“I want you to create a wiki page for your great-great-great-great-grandfather,” my aunt said to me, and while my uncle said nothing, I gave my aunt a wide-eyed look. “Don’t look at me like that,” she said, “Pundit Sita Ram was a good man. No harm in highlighting his achievements to the world”. I wanted to inquire the purpose of it all, when my aunt told me about the letter she was writing to the Chandigarh administration telling them how it’d be nice to name the international airport after him to commemorate his birth anniversary. “Aunty, people don’t take kindly to such suggestions. Know what happened to Girish Karnad? The poor man is getting death threats on Twitter! For God’s sake, think about your ten grandchildren; their mums can scarce afford a nanny if you are gone —” My aunt jabbed a finger at me, signalling me to shut up.
As I sat down to create a profile of my 19th century ancestor, I realised we did not have a single picture of his. “Oh, that’s not a problem,” my aunt said. “Take an old picture of mine, shave off the hair, put a handlebar moustache and use a photo editor online to make it look like a painting.” My uncle gave a comical laugh. “Offo! Facial features repeat after every few generations, don’t you know that? I’m sure Pundit Sita Ram had a long face, pointed nose and thick lips, just like me. Problem sorted.” What about his achievements, I wanted to ask, when my aunt told me about a trip to her native village where she met a long lost relative who gave her a battered copy of a journal that my ancestor used to keep. “I read it cover to cover,” she said. “He had seven sons and eight daughters. A quarter of them died from small pox, the remaining from some other disease. May their souls rest in peace!”

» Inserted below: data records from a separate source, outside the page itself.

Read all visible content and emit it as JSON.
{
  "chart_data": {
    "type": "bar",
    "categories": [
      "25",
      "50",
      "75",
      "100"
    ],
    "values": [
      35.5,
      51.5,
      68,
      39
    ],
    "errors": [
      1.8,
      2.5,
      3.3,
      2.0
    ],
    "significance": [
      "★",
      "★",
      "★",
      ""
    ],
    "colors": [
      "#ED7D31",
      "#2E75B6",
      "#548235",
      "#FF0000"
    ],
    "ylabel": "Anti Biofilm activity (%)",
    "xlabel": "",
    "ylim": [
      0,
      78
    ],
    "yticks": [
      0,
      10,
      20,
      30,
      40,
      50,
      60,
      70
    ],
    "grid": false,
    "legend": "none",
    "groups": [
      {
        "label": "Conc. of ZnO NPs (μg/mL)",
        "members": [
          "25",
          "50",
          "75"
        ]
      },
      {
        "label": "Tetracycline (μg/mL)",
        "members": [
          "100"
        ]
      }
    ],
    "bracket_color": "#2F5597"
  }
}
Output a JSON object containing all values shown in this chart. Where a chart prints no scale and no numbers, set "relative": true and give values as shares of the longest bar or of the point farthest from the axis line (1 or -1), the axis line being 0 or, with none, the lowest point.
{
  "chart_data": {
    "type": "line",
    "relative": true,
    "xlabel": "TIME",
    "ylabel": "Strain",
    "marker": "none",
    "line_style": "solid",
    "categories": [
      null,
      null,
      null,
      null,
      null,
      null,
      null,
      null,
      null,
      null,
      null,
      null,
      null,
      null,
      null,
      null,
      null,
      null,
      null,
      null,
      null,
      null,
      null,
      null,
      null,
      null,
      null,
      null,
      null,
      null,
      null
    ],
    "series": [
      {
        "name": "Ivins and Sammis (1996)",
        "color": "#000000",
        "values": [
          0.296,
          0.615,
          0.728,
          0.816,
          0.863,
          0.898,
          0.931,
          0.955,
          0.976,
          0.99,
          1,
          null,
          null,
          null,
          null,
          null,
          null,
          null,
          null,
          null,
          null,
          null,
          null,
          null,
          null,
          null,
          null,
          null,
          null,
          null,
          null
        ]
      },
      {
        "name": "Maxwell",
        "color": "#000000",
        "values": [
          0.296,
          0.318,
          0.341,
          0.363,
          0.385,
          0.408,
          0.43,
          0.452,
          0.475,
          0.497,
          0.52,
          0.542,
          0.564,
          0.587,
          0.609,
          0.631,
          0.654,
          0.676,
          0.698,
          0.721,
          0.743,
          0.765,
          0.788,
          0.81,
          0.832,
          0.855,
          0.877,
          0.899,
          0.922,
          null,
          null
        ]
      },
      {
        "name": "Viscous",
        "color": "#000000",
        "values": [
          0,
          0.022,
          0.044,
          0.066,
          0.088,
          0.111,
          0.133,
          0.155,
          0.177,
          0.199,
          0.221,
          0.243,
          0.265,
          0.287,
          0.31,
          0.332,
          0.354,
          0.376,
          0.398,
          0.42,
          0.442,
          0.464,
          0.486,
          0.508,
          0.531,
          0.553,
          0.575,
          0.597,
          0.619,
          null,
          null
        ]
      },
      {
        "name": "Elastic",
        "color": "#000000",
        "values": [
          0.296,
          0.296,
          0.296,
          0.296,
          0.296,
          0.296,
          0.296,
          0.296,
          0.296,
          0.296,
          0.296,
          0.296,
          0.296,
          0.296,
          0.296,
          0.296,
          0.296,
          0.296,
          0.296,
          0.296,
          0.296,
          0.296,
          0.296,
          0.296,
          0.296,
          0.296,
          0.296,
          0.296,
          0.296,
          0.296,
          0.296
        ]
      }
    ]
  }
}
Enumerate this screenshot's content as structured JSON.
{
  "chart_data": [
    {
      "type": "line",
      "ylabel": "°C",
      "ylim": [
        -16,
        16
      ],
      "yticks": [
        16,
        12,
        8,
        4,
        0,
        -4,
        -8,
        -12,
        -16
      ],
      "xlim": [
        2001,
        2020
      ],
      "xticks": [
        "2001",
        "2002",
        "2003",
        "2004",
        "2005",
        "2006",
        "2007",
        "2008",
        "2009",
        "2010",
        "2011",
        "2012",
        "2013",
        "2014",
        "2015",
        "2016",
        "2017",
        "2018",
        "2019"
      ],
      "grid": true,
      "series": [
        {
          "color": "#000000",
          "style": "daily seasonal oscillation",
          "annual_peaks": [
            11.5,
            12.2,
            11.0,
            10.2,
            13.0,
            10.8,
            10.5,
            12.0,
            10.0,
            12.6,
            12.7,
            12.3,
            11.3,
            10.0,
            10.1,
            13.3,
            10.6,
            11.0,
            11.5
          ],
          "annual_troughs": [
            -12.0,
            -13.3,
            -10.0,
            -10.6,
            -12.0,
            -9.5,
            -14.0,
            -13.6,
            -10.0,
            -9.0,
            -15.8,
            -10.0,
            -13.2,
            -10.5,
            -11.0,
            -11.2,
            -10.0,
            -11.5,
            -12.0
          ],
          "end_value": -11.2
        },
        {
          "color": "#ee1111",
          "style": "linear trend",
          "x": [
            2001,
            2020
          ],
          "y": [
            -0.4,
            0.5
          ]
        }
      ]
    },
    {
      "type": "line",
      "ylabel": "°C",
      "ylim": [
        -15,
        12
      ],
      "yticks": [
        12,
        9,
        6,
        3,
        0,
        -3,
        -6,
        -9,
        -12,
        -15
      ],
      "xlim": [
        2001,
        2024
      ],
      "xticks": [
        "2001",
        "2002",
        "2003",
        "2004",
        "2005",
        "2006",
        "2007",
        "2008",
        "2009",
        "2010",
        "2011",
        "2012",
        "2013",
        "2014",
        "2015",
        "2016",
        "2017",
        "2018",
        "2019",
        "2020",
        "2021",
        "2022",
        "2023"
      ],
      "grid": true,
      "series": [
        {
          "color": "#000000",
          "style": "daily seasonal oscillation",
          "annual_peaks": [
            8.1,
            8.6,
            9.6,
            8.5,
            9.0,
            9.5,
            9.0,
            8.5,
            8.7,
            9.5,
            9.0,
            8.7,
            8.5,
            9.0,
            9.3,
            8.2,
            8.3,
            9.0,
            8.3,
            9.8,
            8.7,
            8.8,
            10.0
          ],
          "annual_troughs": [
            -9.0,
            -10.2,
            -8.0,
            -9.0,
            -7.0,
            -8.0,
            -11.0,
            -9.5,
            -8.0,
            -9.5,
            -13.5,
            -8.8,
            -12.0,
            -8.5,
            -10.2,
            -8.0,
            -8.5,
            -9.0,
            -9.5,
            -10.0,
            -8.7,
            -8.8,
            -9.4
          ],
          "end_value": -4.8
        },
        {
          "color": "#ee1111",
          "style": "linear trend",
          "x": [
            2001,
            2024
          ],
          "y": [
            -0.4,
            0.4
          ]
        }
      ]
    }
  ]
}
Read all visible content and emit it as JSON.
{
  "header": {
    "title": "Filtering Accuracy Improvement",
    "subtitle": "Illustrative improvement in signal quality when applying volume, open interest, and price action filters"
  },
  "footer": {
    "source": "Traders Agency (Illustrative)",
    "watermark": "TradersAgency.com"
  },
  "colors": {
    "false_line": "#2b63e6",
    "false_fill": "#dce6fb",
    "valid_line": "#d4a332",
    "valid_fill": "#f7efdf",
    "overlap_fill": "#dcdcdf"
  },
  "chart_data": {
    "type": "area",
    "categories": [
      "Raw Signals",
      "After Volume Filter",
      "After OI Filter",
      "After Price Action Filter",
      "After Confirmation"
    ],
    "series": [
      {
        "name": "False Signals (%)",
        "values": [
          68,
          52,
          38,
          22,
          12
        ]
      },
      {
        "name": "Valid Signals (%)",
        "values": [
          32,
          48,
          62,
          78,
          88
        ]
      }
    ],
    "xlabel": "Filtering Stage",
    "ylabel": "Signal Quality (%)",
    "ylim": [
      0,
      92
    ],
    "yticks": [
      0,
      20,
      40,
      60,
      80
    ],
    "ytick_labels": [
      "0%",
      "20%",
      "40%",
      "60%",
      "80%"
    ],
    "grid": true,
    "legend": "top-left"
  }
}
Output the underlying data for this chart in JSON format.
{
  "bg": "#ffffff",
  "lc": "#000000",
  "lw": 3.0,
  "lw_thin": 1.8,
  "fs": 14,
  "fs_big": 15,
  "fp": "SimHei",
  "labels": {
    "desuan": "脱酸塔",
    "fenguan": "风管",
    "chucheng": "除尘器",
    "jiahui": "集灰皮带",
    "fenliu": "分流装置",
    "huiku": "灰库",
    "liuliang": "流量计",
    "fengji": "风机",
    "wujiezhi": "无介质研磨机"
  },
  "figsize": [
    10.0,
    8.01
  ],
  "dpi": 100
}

I thought of giving this journal a shot, but found nothing too exemplary. “He wasn’t a freedom fighter, aunty, neither was he a mathematician, nor an explorer. He was a tax collector and if nothing else, he must have made the lives of people around him more miserable. Even if the government overlooks those facts, I’m not sure how the right and left wing parties would react.” My aunt sniffed at my argument. “You are forgetting the power of the common man, my dear,” she said to me. “We don’t have to be a Tipu Sultan to be remembered. An ordinary citizen who has done his duties might be remembered just as well, agree to that?” The government was better off making atta dal cheaper rather than spend money on commemorating birth anniversaries of people, I wanted to say, but it was useless.
I had just about started writing content for the wiki page, when I got distracted again. “Aunty, look, look, Ryan Gosling is celebrating his 35th birthday. If nothing else, my ancestor at least shared his birthday with a Hollywood star, what say?” As my aunt and I scanned Gosling’s pictures online, my uncle folded his newspaper and strode towards the cabinet in the drawing room. “Drinking this early?” my aunt asked him. “Now that no one remembers my birthday, that’s what I have to do,” he replied, “take some gin, lime and tonic water, pour myself a long nice drink and relax.” Needless to say, my uncle drank himself to sleep on his sixty-seventh birthday, while we spent the day remembering birthdays of ancestors long gone.